Building on last year’s budget, additional funding includes: $17.6m over two years to establish and commence operation of the Nature Repair Market; $14m over two years for the Clean Energy Regulator to administer the Nature Repair Market; $5.3m in additional funding to progress legislative reforms; and $4.1 million over two years to drive voluntary uptake of the Nature Repair Market and nature-related reporting by businesses.
It will be interesting to see how the Government’s nature disclosure plans evolve, with mandatory climate reporting seen as the first step towards a broader sustainability reporting framework.
The Australian Government has been a major supporter of the recently finalised Taskforce on Nature Related Financial Disclosures (TNFD), and is set to host the global Nature Positive Summit in October, indicating this is an area of increasing policy focus (see director’s resource to nature as a material risk here).

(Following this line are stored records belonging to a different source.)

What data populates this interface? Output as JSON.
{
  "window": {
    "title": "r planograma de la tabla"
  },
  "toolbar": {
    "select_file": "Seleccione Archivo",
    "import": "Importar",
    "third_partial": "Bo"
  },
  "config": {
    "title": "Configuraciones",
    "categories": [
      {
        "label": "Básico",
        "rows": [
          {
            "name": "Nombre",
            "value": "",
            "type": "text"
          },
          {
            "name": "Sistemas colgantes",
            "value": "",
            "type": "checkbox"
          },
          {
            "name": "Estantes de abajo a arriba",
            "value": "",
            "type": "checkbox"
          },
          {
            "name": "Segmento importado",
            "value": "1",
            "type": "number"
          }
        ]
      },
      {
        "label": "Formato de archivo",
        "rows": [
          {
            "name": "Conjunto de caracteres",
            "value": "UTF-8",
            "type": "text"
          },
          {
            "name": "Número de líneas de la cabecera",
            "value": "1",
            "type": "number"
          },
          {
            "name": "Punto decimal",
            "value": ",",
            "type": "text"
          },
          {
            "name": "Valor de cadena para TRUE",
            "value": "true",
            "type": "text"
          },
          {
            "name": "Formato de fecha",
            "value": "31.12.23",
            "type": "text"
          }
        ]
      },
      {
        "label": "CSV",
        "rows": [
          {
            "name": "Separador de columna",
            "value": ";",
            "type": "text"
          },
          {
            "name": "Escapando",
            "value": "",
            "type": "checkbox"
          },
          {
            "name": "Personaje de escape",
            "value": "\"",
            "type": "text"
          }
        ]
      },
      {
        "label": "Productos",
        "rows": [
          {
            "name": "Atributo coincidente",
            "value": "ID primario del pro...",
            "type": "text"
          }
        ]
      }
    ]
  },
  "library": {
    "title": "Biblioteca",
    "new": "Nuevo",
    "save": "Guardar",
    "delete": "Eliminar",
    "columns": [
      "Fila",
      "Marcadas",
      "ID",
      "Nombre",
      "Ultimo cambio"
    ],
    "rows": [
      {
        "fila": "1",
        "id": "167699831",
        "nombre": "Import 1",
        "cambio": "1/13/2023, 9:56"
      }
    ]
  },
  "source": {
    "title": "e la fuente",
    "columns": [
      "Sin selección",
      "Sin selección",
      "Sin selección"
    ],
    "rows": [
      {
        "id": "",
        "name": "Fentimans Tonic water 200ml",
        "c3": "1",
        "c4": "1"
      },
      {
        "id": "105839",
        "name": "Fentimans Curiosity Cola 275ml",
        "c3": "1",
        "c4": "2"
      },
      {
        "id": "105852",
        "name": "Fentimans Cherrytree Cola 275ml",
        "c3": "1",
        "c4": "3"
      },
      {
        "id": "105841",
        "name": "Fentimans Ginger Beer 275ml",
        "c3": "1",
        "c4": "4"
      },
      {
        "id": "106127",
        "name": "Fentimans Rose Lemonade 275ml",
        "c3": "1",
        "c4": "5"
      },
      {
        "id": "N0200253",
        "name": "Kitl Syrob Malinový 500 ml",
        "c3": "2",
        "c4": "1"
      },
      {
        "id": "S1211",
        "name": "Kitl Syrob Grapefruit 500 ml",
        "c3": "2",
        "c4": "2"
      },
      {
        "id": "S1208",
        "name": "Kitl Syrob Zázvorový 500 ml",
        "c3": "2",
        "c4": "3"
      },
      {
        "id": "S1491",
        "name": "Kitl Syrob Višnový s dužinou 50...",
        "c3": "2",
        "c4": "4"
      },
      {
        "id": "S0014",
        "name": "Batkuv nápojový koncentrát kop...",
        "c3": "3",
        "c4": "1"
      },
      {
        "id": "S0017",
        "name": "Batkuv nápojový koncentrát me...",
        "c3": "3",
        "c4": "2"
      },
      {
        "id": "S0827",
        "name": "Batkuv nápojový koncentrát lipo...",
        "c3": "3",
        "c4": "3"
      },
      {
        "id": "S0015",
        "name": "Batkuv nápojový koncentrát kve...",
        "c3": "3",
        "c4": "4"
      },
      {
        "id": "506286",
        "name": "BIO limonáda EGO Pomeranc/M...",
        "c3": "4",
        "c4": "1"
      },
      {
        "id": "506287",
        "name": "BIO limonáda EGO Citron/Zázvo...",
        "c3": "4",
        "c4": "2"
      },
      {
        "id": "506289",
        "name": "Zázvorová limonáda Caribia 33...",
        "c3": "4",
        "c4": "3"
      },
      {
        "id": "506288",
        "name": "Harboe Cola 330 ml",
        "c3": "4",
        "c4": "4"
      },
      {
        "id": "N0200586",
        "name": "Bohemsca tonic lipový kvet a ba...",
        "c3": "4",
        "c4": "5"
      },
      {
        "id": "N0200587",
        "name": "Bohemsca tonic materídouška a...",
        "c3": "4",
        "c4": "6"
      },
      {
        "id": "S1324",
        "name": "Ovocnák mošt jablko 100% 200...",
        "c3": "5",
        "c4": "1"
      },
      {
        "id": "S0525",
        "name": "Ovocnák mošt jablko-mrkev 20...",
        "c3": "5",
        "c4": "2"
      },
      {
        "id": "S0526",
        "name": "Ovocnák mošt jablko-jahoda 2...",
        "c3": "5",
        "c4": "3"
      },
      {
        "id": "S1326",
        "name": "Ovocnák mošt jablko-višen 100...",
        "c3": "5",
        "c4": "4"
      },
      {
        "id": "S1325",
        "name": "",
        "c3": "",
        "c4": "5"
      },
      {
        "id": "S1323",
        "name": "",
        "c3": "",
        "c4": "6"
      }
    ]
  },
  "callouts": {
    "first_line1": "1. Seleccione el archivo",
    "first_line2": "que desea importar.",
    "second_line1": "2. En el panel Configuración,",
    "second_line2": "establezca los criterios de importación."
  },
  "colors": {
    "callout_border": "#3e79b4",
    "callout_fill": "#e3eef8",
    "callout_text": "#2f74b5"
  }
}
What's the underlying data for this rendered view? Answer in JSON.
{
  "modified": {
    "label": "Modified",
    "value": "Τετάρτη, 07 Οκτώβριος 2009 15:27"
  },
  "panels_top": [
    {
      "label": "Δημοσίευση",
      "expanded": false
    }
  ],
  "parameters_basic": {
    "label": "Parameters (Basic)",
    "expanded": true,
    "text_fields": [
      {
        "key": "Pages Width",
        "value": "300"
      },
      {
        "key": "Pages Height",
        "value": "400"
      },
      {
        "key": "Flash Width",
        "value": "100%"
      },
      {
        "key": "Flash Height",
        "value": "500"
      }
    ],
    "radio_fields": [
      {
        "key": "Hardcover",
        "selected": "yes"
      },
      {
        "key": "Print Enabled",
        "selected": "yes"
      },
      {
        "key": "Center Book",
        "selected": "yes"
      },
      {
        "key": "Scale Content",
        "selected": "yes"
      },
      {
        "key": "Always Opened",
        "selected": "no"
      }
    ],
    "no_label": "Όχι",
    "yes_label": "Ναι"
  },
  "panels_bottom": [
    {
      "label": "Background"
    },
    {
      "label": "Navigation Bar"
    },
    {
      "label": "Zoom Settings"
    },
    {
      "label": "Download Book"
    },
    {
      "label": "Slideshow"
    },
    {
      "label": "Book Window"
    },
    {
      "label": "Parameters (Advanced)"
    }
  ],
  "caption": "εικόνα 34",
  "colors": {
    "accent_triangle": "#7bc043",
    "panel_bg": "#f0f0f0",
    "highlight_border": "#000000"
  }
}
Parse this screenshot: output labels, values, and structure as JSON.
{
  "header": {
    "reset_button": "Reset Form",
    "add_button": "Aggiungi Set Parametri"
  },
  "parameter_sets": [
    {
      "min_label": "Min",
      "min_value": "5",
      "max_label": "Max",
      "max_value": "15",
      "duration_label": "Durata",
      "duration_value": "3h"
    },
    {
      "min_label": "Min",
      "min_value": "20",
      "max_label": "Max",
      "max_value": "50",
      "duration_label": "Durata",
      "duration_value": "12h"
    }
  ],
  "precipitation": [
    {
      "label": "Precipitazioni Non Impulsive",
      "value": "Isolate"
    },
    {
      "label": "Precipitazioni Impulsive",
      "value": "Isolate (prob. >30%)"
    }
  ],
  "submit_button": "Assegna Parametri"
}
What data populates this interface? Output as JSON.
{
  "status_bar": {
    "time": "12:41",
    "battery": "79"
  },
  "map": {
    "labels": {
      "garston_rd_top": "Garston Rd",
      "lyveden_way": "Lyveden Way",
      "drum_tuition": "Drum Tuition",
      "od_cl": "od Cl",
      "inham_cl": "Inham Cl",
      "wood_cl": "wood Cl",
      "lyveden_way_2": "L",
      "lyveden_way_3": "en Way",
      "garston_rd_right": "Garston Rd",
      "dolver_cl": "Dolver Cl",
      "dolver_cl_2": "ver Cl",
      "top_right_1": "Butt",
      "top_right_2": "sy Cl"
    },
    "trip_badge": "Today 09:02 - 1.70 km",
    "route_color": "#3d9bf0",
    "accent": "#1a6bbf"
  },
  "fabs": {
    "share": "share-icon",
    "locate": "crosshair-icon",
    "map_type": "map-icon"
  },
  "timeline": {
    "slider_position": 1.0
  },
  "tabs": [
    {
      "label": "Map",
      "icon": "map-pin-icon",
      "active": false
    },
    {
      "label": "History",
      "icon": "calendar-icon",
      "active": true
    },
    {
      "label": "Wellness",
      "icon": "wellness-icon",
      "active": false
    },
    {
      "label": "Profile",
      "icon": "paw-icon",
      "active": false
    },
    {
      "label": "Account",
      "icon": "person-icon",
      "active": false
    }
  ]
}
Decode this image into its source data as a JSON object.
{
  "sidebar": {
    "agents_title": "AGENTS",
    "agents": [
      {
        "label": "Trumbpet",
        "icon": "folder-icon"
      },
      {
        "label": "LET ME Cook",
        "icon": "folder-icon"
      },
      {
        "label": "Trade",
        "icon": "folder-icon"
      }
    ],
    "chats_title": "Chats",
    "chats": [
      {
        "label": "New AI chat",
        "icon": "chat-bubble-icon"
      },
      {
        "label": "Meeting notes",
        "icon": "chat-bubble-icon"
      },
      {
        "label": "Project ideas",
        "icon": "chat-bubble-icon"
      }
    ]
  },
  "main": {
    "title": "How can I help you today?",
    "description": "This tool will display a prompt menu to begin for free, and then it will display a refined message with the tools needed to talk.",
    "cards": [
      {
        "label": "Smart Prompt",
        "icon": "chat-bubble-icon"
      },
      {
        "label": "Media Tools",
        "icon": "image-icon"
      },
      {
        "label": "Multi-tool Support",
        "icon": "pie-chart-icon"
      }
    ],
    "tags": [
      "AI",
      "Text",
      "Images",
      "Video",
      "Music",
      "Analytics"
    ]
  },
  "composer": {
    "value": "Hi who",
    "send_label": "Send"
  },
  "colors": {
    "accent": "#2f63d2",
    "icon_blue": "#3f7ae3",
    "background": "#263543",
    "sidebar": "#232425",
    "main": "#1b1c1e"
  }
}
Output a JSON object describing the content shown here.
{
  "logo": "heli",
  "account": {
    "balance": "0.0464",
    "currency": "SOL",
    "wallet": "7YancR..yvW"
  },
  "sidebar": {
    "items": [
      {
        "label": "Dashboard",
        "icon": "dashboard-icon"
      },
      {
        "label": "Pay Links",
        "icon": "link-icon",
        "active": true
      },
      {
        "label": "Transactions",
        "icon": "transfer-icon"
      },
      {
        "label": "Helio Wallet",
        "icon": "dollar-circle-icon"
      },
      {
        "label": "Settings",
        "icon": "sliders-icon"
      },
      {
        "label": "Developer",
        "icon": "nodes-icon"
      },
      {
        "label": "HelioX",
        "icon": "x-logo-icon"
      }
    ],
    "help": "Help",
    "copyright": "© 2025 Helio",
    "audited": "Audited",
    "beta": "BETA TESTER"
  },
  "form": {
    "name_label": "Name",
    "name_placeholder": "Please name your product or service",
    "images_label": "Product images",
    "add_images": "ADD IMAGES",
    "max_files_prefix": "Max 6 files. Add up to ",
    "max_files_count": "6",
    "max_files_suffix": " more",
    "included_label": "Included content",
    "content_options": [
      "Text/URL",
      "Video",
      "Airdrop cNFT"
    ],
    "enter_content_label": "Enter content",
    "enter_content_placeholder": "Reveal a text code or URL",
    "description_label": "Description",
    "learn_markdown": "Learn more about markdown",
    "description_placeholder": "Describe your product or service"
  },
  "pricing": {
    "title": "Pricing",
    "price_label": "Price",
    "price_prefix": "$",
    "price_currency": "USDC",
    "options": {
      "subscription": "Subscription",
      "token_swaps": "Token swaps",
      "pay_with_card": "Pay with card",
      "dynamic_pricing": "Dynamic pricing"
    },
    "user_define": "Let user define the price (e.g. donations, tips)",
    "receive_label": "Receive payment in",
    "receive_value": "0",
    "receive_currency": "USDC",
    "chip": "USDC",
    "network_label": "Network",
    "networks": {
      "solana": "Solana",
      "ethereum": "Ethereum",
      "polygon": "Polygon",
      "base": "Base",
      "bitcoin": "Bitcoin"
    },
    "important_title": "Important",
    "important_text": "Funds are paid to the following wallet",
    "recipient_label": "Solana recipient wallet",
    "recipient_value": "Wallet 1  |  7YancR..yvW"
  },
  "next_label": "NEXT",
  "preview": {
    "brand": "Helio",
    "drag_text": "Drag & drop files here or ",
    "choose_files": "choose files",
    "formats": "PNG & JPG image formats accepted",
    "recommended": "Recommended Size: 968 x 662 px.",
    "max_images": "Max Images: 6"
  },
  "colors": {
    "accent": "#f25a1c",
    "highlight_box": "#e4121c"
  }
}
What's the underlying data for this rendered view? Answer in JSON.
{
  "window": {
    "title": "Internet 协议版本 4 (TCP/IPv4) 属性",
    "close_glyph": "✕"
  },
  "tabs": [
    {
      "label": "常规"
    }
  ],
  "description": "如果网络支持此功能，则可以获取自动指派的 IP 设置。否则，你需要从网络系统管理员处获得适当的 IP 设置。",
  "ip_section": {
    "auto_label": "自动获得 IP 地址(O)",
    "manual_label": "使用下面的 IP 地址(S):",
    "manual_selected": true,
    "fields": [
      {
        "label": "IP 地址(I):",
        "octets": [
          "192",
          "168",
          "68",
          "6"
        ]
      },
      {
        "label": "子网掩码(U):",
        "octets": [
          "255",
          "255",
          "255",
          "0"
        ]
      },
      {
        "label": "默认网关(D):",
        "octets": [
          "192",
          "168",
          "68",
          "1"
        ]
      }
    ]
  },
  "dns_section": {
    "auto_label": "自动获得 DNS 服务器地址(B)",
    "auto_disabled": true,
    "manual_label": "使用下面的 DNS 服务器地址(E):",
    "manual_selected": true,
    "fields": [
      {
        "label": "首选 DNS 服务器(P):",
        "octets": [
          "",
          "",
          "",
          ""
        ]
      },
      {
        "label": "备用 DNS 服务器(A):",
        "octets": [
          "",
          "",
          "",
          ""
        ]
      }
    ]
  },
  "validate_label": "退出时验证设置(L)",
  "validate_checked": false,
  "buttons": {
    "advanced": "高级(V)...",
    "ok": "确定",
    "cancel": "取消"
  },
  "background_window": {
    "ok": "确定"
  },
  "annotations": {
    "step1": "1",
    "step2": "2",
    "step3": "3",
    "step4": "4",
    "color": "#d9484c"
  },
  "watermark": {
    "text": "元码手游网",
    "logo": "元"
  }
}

Competition law reforms and financial services regulatory grid
The Government will provide $13.9m over five years from 2023–24 for competition reforms, including: replacing Australia’s current merger control with a faster, more transparent and streamlined mergers control system; expanding the scope of the Competition Review to include advice on non-compete clauses, and to work with states and territories to revitalise National Competition Policy; and developing a Regulatory Initiatives Grid for the financial sector to provide greater transparency of announced regulatory reforms and planned regulator initiatives to promote better engagement with industry and reduce regulatory burden.
The AICD, along with other peak bodies, has been a supporter of the Regulatory Initiatives Grid and would like to see such a measure applied more broadly to encourage better coordination and phasing of regulation.